10.21.2015

Mostly I Feel Like People Don't Understand Me

But mostly it is because I act a lot different on the outside than how I actually feel on the inside. I feel like Mike gets me. And when I say "gets me", I mostly think that he gets me but he doesn't actually understand why I do the things that I do. But mostly I don't expect anything different. He is a man, after all. And I am a woman, after all.

And I have a lot of people in my life that mostly get me. And I love them for trying so hard.

But mostly it's this world. We live in this world of expectations. We live in this world of censorship. We live in this world of political correctness.

And mostly, I just like to keep the peace. I hate offending people. Mostly to the point of censoring myself. Mostly to the point of keeping up appearances. Mostly, just so I don't disappoint the people around me.

And these days, I'm feeling more lost than ever. And mostly, I wish that people would drop the expectations. Because at this point, I'm just winging it.

10.01.2015

Part Deux

We had never actually changed our minds about being on hold. Our most recent placement left in March and we were really enjoying being "empty nested". I had started doing some very flexible very part time work for my neighbor that owns a small business. My workouts were getting better, I was keeping up with laundry, I still hardly got around to making dinner (some things will never change, poor husband). We were happy.

We had started getting emails from our resource family consultant (RFC) about children that had come into care that needed a home. She was sending these emails to all empty, licensed, foster homes, whether they were on hold or not. DCFS is in desperate need of homes right now. Each email that we had gotten was overwhelming.
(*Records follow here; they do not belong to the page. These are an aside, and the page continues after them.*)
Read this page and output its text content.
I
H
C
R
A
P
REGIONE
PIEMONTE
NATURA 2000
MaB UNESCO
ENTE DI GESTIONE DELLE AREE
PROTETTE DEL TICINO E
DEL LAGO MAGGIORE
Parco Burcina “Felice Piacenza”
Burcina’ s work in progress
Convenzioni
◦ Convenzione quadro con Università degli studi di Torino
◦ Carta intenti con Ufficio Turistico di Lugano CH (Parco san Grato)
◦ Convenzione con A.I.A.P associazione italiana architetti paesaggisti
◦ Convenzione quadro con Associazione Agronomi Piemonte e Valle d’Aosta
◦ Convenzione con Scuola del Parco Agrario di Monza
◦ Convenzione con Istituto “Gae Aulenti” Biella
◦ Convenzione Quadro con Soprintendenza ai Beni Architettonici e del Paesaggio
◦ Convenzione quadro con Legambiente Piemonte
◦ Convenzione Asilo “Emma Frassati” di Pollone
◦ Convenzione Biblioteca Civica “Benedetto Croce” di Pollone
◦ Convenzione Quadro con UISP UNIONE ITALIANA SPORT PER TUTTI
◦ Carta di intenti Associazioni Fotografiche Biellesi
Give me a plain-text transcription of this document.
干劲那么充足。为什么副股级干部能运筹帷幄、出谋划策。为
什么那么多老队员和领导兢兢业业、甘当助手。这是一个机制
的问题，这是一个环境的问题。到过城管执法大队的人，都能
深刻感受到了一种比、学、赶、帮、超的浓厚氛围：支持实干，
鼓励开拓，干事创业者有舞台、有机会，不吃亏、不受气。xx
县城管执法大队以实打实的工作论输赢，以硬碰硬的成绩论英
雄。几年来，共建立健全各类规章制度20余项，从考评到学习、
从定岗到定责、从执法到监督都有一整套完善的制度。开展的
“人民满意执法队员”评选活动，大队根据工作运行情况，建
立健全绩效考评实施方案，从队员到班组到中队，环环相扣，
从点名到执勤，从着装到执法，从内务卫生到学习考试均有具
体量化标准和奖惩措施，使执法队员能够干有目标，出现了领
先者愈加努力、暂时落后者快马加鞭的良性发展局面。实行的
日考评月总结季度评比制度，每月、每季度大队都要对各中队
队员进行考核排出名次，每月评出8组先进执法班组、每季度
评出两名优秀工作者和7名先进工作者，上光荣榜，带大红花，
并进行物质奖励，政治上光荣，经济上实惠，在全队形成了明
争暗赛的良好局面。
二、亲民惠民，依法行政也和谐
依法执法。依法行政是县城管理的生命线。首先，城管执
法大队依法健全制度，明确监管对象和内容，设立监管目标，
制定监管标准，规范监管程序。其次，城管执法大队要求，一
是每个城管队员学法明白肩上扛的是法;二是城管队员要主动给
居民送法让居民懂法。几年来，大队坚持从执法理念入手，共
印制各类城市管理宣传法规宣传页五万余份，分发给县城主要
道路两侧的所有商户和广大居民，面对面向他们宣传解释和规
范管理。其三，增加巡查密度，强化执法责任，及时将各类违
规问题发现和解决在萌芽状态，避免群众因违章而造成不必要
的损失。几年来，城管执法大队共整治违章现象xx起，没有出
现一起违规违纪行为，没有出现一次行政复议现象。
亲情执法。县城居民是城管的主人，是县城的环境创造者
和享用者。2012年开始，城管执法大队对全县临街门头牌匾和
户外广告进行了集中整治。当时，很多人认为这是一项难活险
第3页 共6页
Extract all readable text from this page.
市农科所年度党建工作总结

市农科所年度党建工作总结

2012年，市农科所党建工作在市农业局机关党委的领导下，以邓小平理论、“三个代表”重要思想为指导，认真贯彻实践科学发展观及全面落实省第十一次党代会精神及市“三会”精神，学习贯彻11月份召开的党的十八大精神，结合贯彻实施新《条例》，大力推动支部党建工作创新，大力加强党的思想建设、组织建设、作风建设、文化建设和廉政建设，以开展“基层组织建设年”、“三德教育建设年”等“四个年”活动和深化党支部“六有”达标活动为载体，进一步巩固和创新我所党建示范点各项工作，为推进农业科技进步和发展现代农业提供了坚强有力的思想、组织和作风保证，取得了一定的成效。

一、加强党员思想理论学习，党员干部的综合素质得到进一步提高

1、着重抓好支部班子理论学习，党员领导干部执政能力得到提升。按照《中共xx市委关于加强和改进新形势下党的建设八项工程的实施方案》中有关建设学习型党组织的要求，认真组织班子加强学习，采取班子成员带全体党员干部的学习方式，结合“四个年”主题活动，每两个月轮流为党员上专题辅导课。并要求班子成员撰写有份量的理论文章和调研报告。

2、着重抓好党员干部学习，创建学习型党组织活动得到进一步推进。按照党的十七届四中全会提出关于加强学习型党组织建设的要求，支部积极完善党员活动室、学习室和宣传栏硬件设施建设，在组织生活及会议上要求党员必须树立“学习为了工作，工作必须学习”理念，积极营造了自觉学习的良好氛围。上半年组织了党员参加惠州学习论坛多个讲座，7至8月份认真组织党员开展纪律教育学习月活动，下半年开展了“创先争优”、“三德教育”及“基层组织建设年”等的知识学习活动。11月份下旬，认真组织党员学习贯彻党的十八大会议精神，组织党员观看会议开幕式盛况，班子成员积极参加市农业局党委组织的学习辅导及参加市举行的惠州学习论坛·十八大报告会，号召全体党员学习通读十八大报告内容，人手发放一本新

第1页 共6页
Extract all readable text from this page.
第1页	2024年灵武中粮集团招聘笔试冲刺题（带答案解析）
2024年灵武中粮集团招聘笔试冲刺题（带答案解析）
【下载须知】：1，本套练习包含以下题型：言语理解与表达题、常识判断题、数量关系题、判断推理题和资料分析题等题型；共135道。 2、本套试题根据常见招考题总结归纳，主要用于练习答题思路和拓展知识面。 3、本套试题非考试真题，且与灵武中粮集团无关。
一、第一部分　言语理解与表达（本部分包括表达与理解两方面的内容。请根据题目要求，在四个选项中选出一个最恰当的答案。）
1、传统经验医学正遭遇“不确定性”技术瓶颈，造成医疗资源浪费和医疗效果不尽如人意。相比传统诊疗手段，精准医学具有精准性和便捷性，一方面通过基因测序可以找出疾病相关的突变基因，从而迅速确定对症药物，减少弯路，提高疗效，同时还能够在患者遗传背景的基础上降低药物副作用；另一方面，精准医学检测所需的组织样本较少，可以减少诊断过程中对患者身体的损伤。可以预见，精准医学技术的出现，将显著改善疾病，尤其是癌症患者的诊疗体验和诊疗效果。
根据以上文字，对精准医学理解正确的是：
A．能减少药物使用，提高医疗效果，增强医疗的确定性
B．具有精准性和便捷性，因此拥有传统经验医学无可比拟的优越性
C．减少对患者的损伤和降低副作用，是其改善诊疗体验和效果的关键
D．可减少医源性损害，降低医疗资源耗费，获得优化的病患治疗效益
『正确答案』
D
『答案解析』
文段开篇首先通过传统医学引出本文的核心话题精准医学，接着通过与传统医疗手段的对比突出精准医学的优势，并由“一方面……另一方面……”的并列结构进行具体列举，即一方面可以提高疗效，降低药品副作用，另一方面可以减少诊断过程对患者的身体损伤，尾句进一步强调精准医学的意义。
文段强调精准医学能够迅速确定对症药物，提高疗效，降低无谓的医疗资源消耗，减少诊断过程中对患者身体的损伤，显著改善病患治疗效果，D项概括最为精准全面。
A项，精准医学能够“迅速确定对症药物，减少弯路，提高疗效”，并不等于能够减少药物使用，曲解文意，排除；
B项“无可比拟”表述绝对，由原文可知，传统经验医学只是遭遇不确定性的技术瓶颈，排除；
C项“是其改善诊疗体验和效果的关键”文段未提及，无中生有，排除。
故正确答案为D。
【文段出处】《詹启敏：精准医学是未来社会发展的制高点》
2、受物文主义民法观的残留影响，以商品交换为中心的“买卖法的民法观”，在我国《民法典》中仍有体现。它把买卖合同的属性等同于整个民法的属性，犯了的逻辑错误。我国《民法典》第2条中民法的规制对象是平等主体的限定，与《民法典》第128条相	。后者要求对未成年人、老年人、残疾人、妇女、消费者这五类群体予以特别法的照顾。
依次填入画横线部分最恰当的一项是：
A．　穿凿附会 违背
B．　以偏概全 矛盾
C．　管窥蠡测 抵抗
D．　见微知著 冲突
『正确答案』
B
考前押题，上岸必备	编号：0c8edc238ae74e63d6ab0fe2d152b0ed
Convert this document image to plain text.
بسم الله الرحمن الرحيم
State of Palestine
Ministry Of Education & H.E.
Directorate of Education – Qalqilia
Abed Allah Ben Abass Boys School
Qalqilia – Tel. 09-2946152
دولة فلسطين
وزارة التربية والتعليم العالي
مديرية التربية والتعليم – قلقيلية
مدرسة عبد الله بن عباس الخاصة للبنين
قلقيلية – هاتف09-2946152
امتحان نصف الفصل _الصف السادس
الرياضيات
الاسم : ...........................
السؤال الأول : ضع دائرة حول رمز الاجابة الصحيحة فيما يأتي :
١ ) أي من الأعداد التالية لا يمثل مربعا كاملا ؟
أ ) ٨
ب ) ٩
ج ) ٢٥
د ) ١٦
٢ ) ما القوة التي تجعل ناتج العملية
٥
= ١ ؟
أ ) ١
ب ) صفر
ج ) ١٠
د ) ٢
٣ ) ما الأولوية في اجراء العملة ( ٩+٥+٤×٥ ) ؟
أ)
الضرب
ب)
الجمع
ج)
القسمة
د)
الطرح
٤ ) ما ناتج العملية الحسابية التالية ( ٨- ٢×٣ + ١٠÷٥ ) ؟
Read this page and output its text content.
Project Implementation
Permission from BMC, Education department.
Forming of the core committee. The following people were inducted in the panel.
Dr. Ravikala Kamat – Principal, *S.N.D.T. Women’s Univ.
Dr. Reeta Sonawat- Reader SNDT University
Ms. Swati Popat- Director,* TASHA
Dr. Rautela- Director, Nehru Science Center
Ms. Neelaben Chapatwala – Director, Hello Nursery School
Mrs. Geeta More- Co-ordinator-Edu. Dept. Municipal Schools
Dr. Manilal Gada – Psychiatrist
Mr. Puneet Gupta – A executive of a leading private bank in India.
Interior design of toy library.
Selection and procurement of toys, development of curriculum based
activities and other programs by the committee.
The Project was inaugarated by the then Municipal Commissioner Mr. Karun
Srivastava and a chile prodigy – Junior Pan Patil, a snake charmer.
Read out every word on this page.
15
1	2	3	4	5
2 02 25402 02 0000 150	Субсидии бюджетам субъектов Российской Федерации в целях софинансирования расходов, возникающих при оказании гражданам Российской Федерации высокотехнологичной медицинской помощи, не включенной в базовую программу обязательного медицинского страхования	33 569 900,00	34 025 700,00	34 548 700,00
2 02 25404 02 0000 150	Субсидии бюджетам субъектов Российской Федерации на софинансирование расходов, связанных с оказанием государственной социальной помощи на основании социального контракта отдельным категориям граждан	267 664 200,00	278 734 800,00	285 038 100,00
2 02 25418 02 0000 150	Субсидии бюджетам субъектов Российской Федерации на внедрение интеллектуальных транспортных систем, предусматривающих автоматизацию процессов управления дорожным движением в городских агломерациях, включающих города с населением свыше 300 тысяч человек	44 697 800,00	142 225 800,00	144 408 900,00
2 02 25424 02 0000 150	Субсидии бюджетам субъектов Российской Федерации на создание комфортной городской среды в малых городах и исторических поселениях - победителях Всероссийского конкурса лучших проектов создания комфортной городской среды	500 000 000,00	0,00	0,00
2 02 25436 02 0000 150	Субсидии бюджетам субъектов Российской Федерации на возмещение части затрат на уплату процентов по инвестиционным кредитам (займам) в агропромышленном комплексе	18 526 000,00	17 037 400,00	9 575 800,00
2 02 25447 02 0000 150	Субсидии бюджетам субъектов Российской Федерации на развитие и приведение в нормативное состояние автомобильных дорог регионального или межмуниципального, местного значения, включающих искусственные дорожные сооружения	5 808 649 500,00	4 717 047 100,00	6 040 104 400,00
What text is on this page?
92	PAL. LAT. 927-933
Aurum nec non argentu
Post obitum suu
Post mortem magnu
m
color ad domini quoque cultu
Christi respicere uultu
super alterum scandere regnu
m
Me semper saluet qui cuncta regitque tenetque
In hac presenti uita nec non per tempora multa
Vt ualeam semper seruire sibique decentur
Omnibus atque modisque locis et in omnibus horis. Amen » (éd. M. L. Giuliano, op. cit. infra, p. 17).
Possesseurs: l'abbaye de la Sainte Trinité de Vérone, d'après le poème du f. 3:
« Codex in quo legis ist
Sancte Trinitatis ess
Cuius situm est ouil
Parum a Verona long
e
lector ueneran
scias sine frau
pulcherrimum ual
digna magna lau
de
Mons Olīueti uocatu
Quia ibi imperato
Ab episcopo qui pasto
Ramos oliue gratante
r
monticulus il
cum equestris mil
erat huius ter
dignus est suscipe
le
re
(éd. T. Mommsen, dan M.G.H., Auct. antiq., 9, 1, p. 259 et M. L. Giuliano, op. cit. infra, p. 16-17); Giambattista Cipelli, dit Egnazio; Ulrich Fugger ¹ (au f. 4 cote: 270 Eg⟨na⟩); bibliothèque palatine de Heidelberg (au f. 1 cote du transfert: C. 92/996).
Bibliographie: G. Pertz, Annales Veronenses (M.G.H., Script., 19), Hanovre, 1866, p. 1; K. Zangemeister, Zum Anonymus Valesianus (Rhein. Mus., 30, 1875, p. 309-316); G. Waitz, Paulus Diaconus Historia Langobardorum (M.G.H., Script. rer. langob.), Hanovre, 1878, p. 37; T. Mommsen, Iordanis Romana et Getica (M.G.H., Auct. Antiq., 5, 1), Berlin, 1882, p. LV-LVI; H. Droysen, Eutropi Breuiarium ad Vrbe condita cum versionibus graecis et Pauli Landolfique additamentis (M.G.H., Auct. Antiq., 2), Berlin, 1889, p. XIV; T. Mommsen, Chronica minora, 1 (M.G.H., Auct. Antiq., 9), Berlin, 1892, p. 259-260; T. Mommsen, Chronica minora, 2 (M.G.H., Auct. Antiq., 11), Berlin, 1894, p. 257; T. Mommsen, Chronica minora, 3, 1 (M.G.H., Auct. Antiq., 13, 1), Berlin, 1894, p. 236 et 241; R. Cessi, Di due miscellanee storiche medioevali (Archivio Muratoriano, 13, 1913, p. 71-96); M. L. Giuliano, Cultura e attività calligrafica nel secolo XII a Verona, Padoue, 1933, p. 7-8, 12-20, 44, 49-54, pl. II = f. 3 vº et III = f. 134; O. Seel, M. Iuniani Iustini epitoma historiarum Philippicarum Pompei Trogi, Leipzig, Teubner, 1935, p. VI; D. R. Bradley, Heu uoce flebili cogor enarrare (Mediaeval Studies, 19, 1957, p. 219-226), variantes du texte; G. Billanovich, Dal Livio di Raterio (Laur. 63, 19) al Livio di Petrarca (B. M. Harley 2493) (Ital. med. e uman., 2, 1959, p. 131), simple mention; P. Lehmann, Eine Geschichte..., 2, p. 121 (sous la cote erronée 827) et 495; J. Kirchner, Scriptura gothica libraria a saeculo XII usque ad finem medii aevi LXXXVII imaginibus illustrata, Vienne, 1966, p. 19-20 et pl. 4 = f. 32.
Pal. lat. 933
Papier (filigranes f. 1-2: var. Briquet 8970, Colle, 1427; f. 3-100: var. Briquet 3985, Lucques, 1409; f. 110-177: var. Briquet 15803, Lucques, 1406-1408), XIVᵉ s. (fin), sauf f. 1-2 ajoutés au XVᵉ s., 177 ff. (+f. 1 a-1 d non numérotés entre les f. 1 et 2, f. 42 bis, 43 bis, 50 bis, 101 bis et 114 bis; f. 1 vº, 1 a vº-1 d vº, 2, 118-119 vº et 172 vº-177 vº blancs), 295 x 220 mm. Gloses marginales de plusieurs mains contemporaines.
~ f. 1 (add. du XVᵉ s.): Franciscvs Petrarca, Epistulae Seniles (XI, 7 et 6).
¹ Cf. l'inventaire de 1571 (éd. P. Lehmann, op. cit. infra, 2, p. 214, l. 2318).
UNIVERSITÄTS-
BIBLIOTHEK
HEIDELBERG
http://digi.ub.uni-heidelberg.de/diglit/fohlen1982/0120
Young sibling groups with behavioral problems. Our last placement really taught me my own personal limits as a foster parent, so accepting sibling groups was definitely not something I was open to. But because of the desperate need that we knew that DCFS was in, we had told our RFC that if they were absolutely desperate and couldn't find a home, they could let us know if a child that fits our profile came into the system and then we could have a discussion. But technically, we'd like to remain on hold.


Well because of their dire need, a phone call came not shortly after. At 5:30 pm on Mike's birthday, September 25, we were just leaving The Museum of Ancient Life when Mike received a phone call. They told us a 15 month old child was being pulled from another foster home and that they needed a home for him that night. Happy Birthday Mike! She told us all the information that she knew about the child. Our understanding was that he cries all the time unless he's being held or has a bottle in his mouth. He hates cribs. He hates baths. Mom is working on reunification. Dad is basically a loser being shipped out of state. There is some family in the valley but they haven't returned phone calls. The child has been in the system since mid-September and is being pulled from the other foster home because the constant crying has become an issue with their other child. So with this mild yet terrifying description, on the spot we decided to take him in. We rushed home from the museum to put the car seat in the car. And then found out we wouldn't be getting him until 7:30 pm so we ran out for a quick happy birthday dinner for Mike. But we were both so nervous and terrified that we probably should have just opted for takeout.

At 7:15 pm the caseworker knocked on the door with the sweetest little boy in her arms. These poor kids, I can't imagine what goes through their heads as they get passed around from person to person. And she was right, when she passed him over to me, oh how he screamed. After a few minutes he calmed down and then I passed him to Mike and the screaming started all over again. It seems so surreal when the caseworker leaves. 10 minutes ago I was enjoying my non-parenting life. And just like that, the caseworker comes and leaves and drops off  a child in the process. BAM. Full time parent.

After we all calmed down a bit, and ran to the store to pick up some of the necessities, we decided to tackle the bedtime routine. Which we were told he hated. Well that kid loves the bath! And we put him in the crib where he cried for maybe 3 minutes and then slept straight for 11 hours! We found out later that the last foster home was a bit chaotic and they didn't speak English. So no wonder he cried all the time.


We've learned a lot about this little boy in the few days he's been with us. Like he is a rock star sleeper, naps and bedtime. He doesn't cry all the time. He is super stubborn. He loves to eat. He also loves to whine. And overall, he's pretty cute.

I'm still learning about myself. Like even though we have a small, mild-mannered child, I'm still not all that quite sure that I'd like to be a parent. Still a lot of self-discovery that needs to be had.